Homes swallowed by floods as death toll rises in El Salvador

Mud and boulders loosened by days of heavy rain swept down a volcano and partly buried a small town, swallowing up homes as flooding and landslides across El Salvador killed at least 124 people.

Mud and boulders loosened by days of heavy rain swept down a volcano and partly buried a small town, swallowing up homes as flooding and landslides across El Salvador killed at least 124 people.

Hundreds of soldiers, police and local residents dug through rock and debris in Verapaz looking for another 60 people missing from the mudslide, which struck before dawn yesterday while residents were still in their beds.

Matias Mendoza, 26, was at home with his wife Claudia and their year-old son, Franklin, when the earth began moving.

“It was about two in the morning when the rain started coming down harder, and the earth started shaking,” Mr Mendoza recalled.

“I warned my wife and grabbed my son, and all of a sudden we heard a sound. The next thing I knew I was lying among parts of the walls of my house.”

“A few minutes later, I found my wife and my son in the middle of the rubble, and, thank God, we’re alive,” said Mr Mendoza, who suffered cuts and bruises.

Almost 7,000 people saw their homes damaged by landslides or cut off by floodwaters following three days of downpours from a weather system indirectly related to Hurricane Ida, which brushed Mexico’s Cancun resort yesterday before steaming into the Gulf of Mexico.

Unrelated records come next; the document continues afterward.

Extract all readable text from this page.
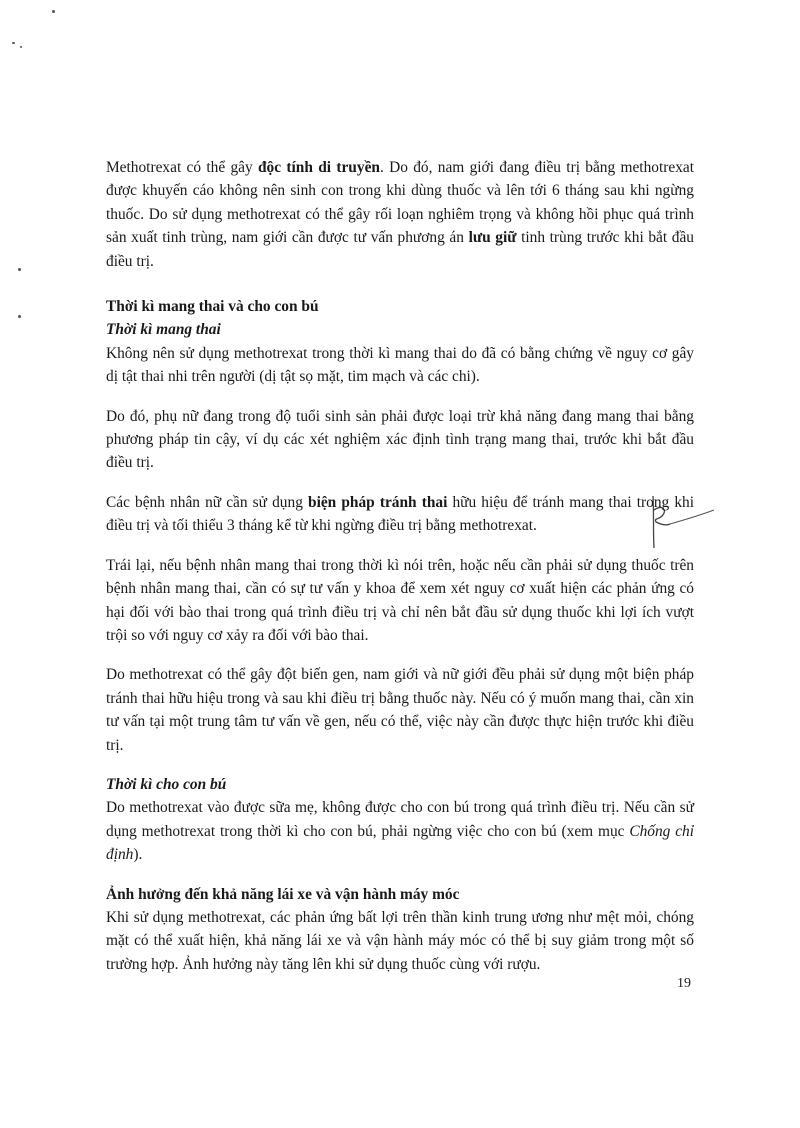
Methotrexat có thể gây độc tính di truyền. Do đó, nam giới đang điều trị bằng methotrexat được khuyến cáo không nên sinh con trong khi dùng thuốc và lên tới 6 tháng sau khi ngừng thuốc. Do sử dụng methotrexat có thể gây rối loạn nghiêm trọng và không hồi phục quá trình sản xuất tinh trùng, nam giới cần được tư vấn phương án lưu giữ tinh trùng trước khi bắt đầu điều trị.

Thời kì mang thai và cho con bú

Thời kì mang thai

Không nên sử dụng methotrexat trong thời kì mang thai do đã có bằng chứng về nguy cơ gây dị tật thai nhi trên người (dị tật sọ mặt, tim mạch và các chi).

Do đó, phụ nữ đang trong độ tuổi sinh sản phải được loại trừ khả năng đang mang thai bằng phương pháp tin cậy, ví dụ các xét nghiệm xác định tình trạng mang thai, trước khi bắt đầu điều trị.

Các bệnh nhân nữ cần sử dụng biện pháp tránh thai hữu hiệu để tránh mang thai trong khi điều trị và tối thiểu 3 tháng kể từ khi ngừng điều trị bằng methotrexat.

Trái lại, nếu bệnh nhân mang thai trong thời kì nói trên, hoặc nếu cần phải sử dụng thuốc trên bệnh nhân mang thai, cần có sự tư vấn y khoa để xem xét nguy cơ xuất hiện các phản ứng có hại đối với bào thai trong quá trình điều trị và chỉ nên bắt đầu sử dụng thuốc khi lợi ích vượt trội so với nguy cơ xảy ra đối với bào thai.

Do methotrexat có thể gây đột biến gen, nam giới và nữ giới đều phải sử dụng một biện pháp tránh thai hữu hiệu trong và sau khi điều trị bằng thuốc này. Nếu có ý muốn mang thai, cần xin tư vấn tại một trung tâm tư vấn về gen, nếu có thể, việc này cần được thực hiện trước khi điều trị.

Thời kì cho con bú

Do methotrexat vào được sữa mẹ, không được cho con bú trong quá trình điều trị. Nếu cần sử dụng methotrexat trong thời kì cho con bú, phải ngừng việc cho con bú (xem mục Chống chỉ định).

Ảnh hưởng đến khả năng lái xe và vận hành máy móc

Khi sử dụng methotrexat, các phản ứng bất lợi trên thần kinh trung ương như mệt mỏi, chóng mặt có thể xuất hiện, khả năng lái xe và vận hành máy móc có thể bị suy giảm trong một số trường hợp. Ảnh hưởng này tăng lên khi sử dụng thuốc cùng với rượu.

19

El Salvador’s President Mauricio Funes declared a national emergency and said he would work with the United Nations to evaluate the extent of the damage.

“The images that we have seen today are of a devastated country,” Mr Funes said.

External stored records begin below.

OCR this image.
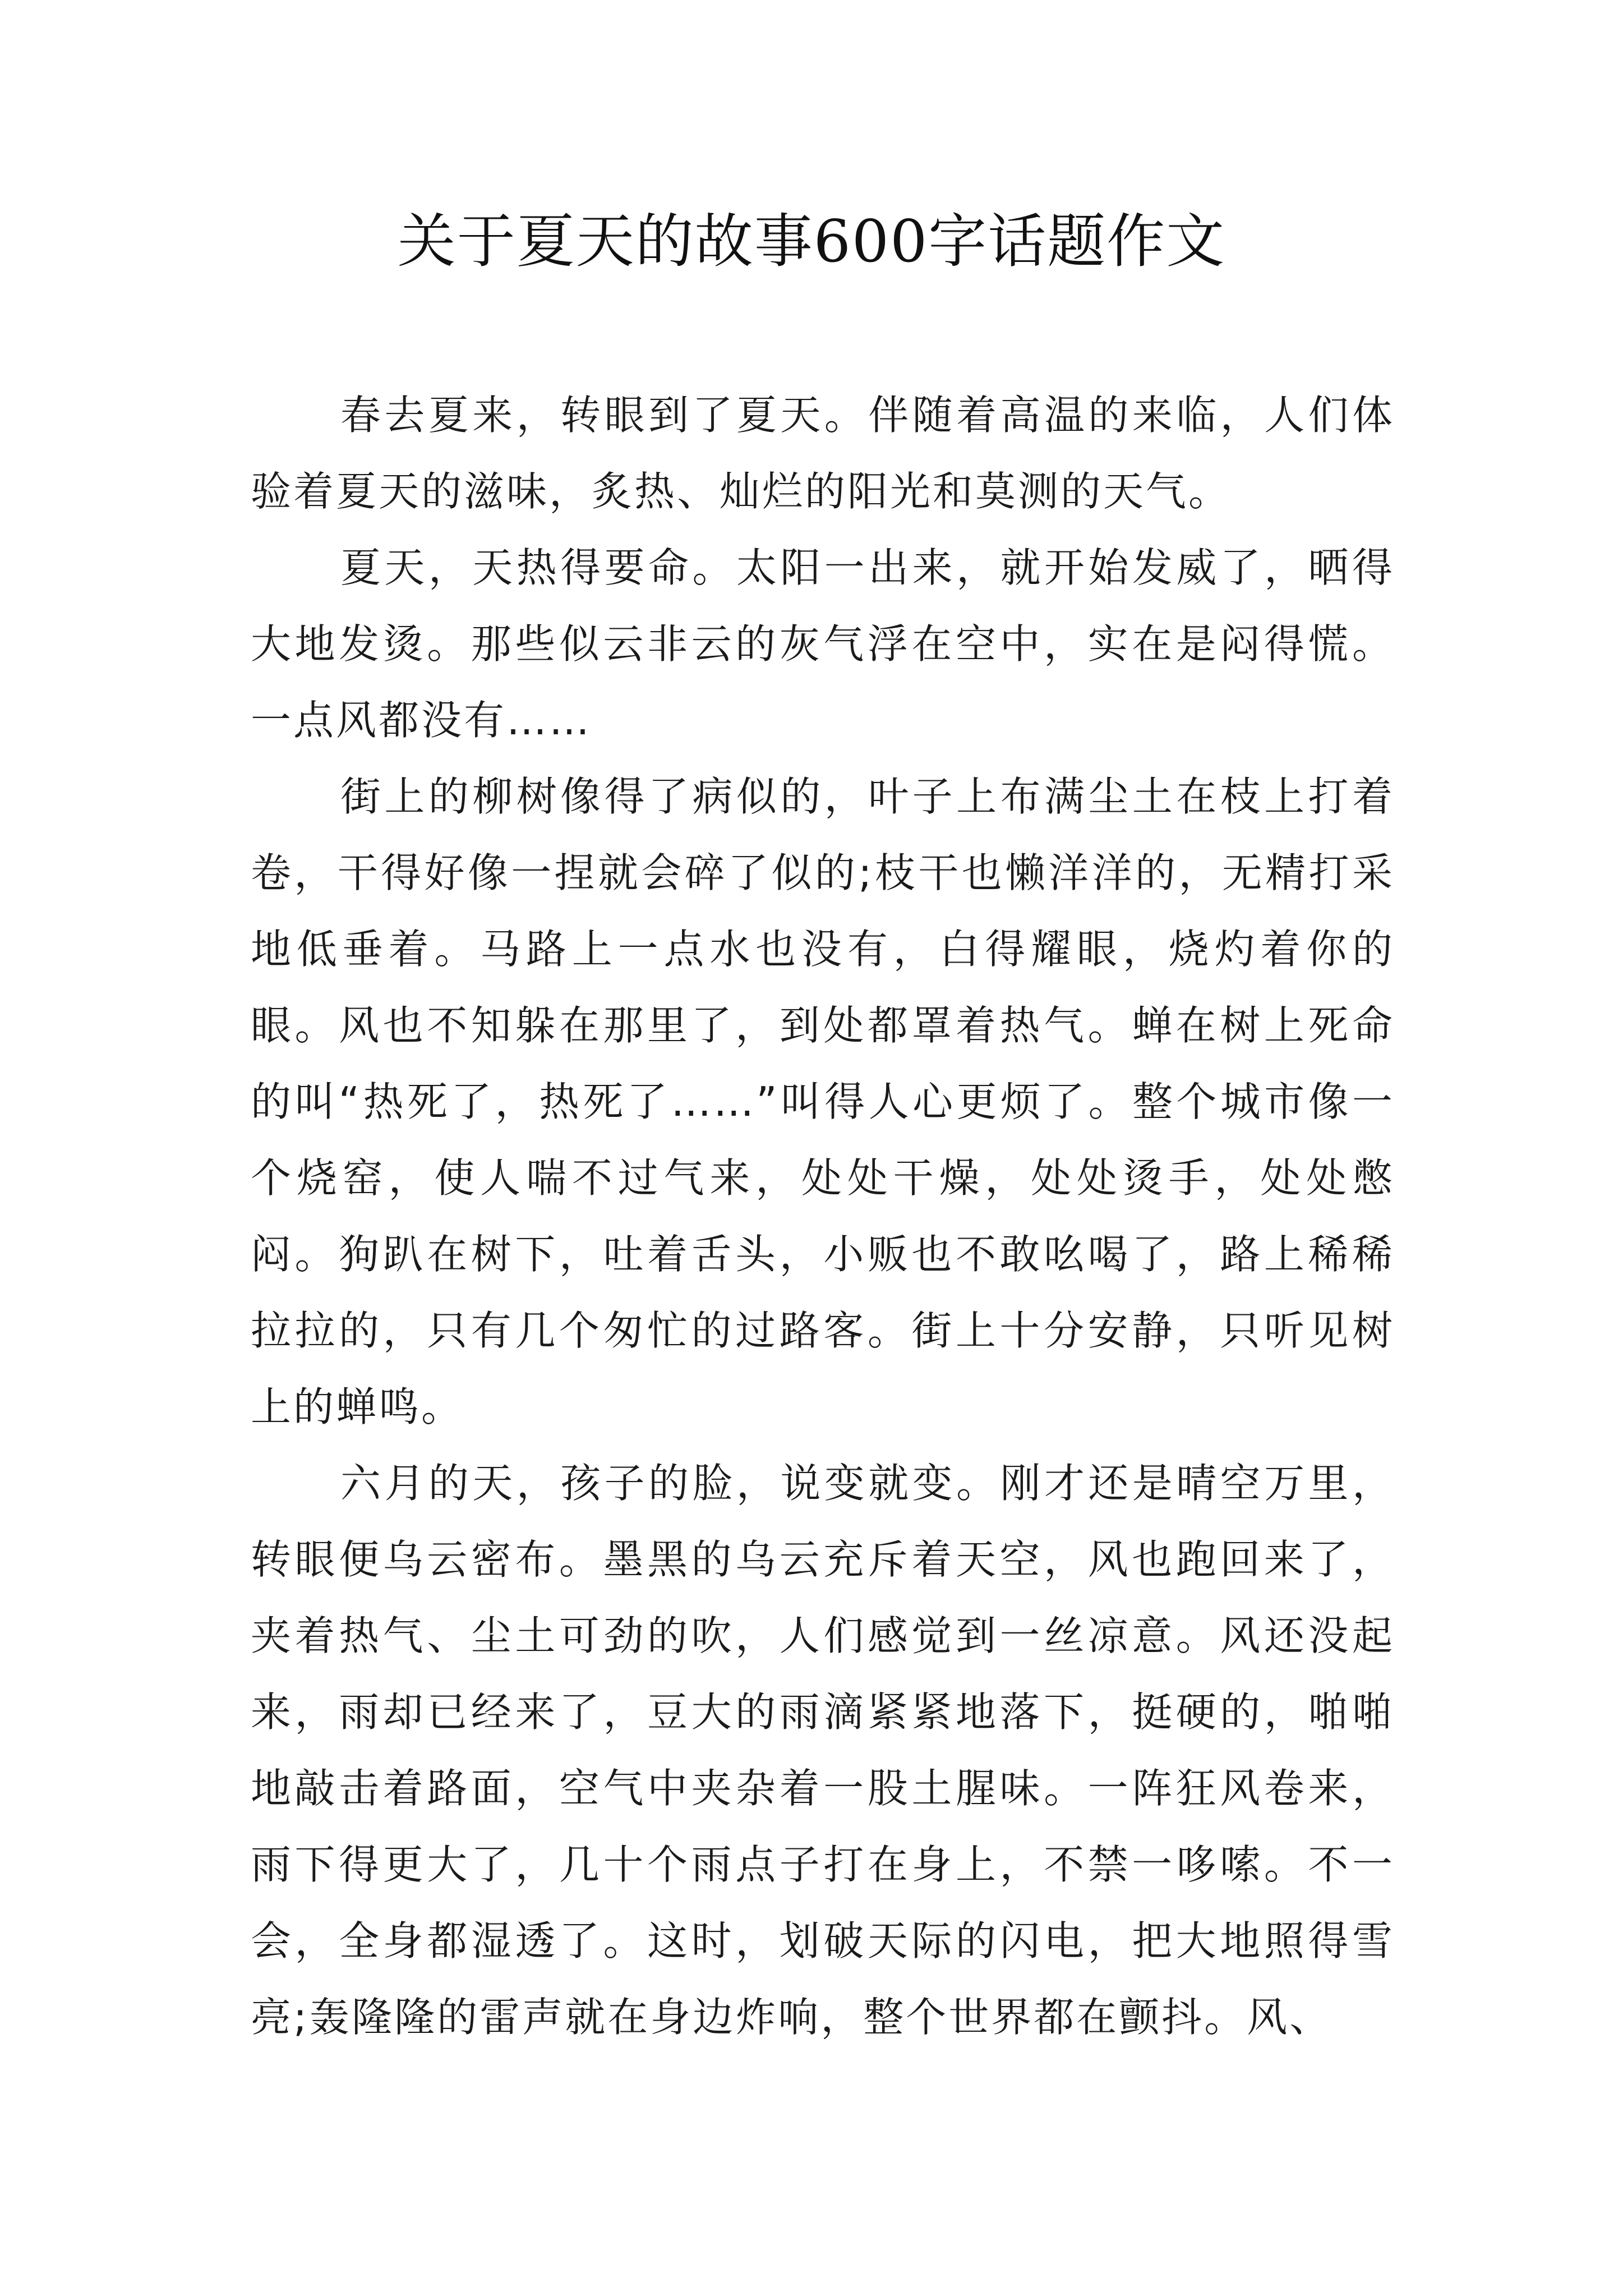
关于夏天的故事600字话题作文

春去夏来，转眼到了夏天。伴随着高温的来临，人们体验着夏天的滋味，炙热、灿烂的阳光和莫测的天气。

夏天，天热得要命。太阳一出来，就开始发威了，晒得大地发烫。那些似云非云的灰气浮在空中，实在是闷得慌。一点风都没有……

街上的柳树像得了病似的，叶子上布满尘土在枝上打着卷，干得好像一捏就会碎了似的;枝干也懒洋洋的，无精打采地低垂着。马路上一点水也没有，白得耀眼，烧灼着你的眼。风也不知躲在那里了，到处都罩着热气。蝉在树上死命的叫“热死了，热死了……”叫得人心更烦了。整个城市像一个烧窑，使人喘不过气来，处处干燥，处处烫手，处处憋闷。狗趴在树下，吐着舌头，小贩也不敢吆喝了，路上稀稀拉拉的，只有几个匆忙的过路客。街上十分安静，只听见树上的蝉鸣。

六月的天，孩子的脸，说变就变。刚才还是晴空万里，转眼便乌云密布。墨黑的乌云充斥着天空，风也跑回来了，夹着热气、尘土可劲的吹，人们感觉到一丝凉意。风还没起来，雨却已经来了，豆大的雨滴紧紧地落下，挺硬的，啪啪地敲击着路面，空气中夹杂着一股土腥味。一阵狂风卷来，雨下得更大了，几十个雨点子打在身上，不禁一哆嗦。不一会，全身都湿透了。这时，划破天际的闪电，把大地照得雪亮;轰隆隆的雷声就在身边炸响，整个世界都在颤抖。风、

He called the damages incalculable.

El Salvador’s Civil Protection agency raised the death toll to 124 late last night, with another 60 people missing.

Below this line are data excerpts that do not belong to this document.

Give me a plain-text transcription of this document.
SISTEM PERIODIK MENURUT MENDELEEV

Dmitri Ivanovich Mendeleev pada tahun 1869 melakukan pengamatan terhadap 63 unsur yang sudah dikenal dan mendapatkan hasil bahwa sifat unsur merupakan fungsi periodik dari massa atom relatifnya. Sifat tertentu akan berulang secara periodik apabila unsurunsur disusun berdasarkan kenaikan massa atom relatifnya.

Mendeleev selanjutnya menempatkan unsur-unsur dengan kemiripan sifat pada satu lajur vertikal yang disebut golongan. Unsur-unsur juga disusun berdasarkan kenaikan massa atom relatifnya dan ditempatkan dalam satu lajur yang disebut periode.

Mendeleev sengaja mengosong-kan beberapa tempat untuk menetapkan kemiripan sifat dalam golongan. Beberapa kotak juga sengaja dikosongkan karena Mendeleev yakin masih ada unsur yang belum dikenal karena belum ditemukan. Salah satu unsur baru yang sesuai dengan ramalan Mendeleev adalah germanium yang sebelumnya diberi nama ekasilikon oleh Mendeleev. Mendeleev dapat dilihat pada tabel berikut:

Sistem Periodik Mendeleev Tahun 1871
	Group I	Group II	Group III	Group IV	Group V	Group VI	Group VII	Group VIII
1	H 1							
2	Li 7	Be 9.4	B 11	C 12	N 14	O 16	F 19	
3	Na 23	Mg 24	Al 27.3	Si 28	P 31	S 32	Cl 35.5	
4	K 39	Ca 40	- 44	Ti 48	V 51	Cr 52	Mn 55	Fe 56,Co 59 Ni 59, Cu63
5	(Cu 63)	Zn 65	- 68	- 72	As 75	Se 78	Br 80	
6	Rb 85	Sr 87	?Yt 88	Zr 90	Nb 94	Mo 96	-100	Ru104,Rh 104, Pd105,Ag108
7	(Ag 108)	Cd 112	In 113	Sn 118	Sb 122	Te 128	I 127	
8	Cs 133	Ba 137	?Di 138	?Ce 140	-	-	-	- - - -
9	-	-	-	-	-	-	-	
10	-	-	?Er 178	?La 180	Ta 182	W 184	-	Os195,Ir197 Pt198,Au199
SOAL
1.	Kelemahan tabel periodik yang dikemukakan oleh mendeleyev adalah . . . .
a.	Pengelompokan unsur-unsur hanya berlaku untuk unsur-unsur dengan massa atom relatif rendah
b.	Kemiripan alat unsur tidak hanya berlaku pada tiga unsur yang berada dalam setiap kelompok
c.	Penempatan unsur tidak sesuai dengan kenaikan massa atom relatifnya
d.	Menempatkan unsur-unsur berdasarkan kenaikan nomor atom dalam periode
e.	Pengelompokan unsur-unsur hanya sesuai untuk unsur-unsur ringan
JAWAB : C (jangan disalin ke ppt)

It didn’t break down the deaths by location, but under the previous toll of 94, officials had listed 61 deaths in San Salvador, 23 in San Vicente province, including 10 in the town of Verapaz, and the remaining fatalities spread across the country.

Red Cross spokesman Carlos Lopez Mendoza said that 60 people were missing in Verapaz.

Some of the worst damage was in Verapaz, where mudslides covered cars and boulders two yards wide blocked streets.

The rain loosened a flow of mud and rocks that descended from the nearby Chichontepec volcano and buried homes and streets in Verapaz, a town of about 3,000 people located 30 miles east of San Salvador, the capital.

Amid a persistent drizzle, rescuers dug frantically for survivors with shovels and even their bare hands. But the search was made difficult by collapsed walls, boulders and downed power lines that blocked heavy machinery.

“What happened in Verapaz was something terrible,” said Interior Minister Humberto Centeno, who flew over the city to survey the damage. “It is a real tragedy there.”

Hurricane Ida’s presence in the western Caribbean may have played a role in drawing a Pacific low-pressure system toward El Salvador, causing the rains, said Dave Roberts, a Navy hurricane specialist at the US National Hurricane Centre in Miami.